O técnico português de futebol, o
brasileiro Luiz Felipe Scolari, afirmou em entrevista ao “FIFA
Magazine” que acredita na possibilidade de a formação das “quinas”
chegar pela segunda vez consecutiva à final do Europeu, em 2008.
“Até onde pode chegar Portugal? acredito
que podemos chegar à final, apesar de termos de superar formações
complicadas pelo caminho, tanto na primeira fase (República Checa,
Suíça e Turquia), como nas quartas-de-final e nas semi-finais”,
afirmou Scolari.
Segundo o técnico brasileiro, a formação das “quinas” cresceu
muito desde que atingiu a final do Euro2004: “(termos perdido a
final), foi uma grande depressão, mas, no meio de uma grande
tristeza, percebi que tinha sido um primeiro grande passo para
Portugal, no sentido de ter ficado mais competitivo, capaz de
atingir finais”.
“Fiquei com a certeza de que não seria a
nossa única final e, a confirmá-lo, fizemos um grande Mundial, em
2006, e qualificamo-nos para o Europeu de 2008, prova em que
pretendemos chegar longe. Portugal tem mais confiança do que
antes”, frisou.
De acordo com Scolari, a chegada à final
do Euro2004 provocou uma mudança significativa: “Portugal é agora
muito forte mentalmente. A qualificação para o Europeu não foi
fácil. Tivemos maus momentos, mas, ainda assim conseguimos. Há uns
anos... teríamos falhado”.
“Chegar à final do Euro2004 teve esse
efeito”, reforçou o técnico luso.
Scolari pretende atingir de novo à final
do Europeu (07 a 29 de Junho, na Áustria e Suíça) e é da opinião
que uma boa prestação na prova catapultará a formação das “quinas”
para mais uma prestação de bom nível no próximo Mundial, em 2010,
na África do Sul.
“As coisas estão ligadas, até porque o
período entre as duas competições é extraordinariamente reduzido.

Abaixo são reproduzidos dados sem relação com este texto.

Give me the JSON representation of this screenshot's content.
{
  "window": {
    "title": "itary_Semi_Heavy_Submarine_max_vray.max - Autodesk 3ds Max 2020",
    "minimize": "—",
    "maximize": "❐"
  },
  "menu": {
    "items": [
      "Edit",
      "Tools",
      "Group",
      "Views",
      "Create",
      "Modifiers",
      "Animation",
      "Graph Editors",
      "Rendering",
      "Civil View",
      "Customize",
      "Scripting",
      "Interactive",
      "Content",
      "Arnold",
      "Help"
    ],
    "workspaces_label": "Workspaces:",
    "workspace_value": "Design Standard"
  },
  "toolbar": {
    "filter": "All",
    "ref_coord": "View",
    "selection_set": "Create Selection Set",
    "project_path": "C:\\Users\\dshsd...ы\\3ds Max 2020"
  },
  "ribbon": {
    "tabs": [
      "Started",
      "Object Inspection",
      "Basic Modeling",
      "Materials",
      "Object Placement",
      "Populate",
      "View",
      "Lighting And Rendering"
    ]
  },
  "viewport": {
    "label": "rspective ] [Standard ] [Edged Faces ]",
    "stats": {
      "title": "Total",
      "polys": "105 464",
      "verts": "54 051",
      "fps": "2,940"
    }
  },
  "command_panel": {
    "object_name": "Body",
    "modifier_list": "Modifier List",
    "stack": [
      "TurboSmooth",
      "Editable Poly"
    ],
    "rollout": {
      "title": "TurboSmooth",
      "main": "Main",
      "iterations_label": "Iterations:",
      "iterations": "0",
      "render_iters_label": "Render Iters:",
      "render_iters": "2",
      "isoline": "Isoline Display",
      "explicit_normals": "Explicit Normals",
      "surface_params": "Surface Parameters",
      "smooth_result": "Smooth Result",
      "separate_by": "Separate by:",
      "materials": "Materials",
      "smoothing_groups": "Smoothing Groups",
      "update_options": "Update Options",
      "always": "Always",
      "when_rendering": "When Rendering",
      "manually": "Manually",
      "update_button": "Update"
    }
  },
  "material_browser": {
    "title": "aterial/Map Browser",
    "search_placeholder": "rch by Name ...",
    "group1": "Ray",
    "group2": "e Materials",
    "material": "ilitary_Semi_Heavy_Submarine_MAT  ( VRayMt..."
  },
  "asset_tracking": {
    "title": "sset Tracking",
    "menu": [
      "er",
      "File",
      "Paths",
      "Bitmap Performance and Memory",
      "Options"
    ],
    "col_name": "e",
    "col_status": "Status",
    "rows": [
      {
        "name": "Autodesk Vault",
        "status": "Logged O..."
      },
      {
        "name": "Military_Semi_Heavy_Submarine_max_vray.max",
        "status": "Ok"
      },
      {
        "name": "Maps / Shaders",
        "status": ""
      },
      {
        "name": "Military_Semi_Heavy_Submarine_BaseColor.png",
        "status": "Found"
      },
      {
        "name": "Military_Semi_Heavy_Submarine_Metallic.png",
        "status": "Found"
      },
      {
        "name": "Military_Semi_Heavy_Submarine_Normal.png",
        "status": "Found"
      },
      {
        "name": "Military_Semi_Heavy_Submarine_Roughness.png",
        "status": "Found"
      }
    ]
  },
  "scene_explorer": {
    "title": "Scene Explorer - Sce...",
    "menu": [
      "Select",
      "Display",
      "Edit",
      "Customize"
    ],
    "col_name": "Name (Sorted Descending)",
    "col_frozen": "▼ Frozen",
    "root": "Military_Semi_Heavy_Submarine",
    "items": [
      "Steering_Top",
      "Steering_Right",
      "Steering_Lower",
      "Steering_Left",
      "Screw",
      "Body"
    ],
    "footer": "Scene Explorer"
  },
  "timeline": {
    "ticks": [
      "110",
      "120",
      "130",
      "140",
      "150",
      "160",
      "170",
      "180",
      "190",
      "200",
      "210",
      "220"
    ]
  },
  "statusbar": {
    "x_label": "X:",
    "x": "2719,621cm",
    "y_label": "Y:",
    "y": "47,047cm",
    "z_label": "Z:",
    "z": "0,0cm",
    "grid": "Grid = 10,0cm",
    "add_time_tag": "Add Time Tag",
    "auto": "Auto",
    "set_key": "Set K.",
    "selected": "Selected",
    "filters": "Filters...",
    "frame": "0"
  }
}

Essa fase é, aliás, um grande desafio para os técnicos”, disse o
técnico brasileiro, referindo-se à renovação que é sempre
necessário fazer.
De acordo com Luiz Felipe Scolari, um
técnico “não deve ter medo de mudar e introduzir novos jogadores,
mesmo que a equipe perca experiência”, já que em qualquer momento
“ganham-se novos talentos para o futuro”.
“A renovação na seleção portuguesa ainda
não está completa”, disse ainda o técnico das “quinas”, deixando
claro: “a experiência é importante, mas, para mim, uma mescla
entre a experiência e a juventude é sempre a melhor opção”.
Essa é a receita que está a aplicar na
seleção portuguesa: “é exatamente isso que procuro e a estratégia
tem resultado, mas é preciso continuar o processo”.
O técnico “canarinho” falou também de
Cristiano Ronaldo, reconhecendo a sua enorme importância na
seleção: “é um jogador chave tanto no Manchester United como na
seleção portuguesa. É um exemplo de um rapaz que amadureceu
depressa, como homem e líder”.
“Estou absolutamente convencido de que o
Cristiano (Ronaldo) vai estar entre os melhores jogadores do Mundo
ao longo dos próximos três, quatro ou cinco anos e, a longo prazo,
será o capitão e um dos líderes da seleção portuguesa”, afirmou.
Scolari disse ainda que a vida de técnico
é “boa”, apesar de em várias situações implicar “mais
responsabilidades do que um primeiro-ministro ou um presidente”,
uma vez que “toda a gente fala de futebol e sabe um pouco sobre o
assunto”.
“Ser técnico é bom, mas não é fácil”,
disse ainda o técnico brasileiro, acrescentando ainda que a grande
diferença entre Portugal e o Brasil, seleção que levou ao penta no
Mundial de 2002, é a “quantidade de jogadores”.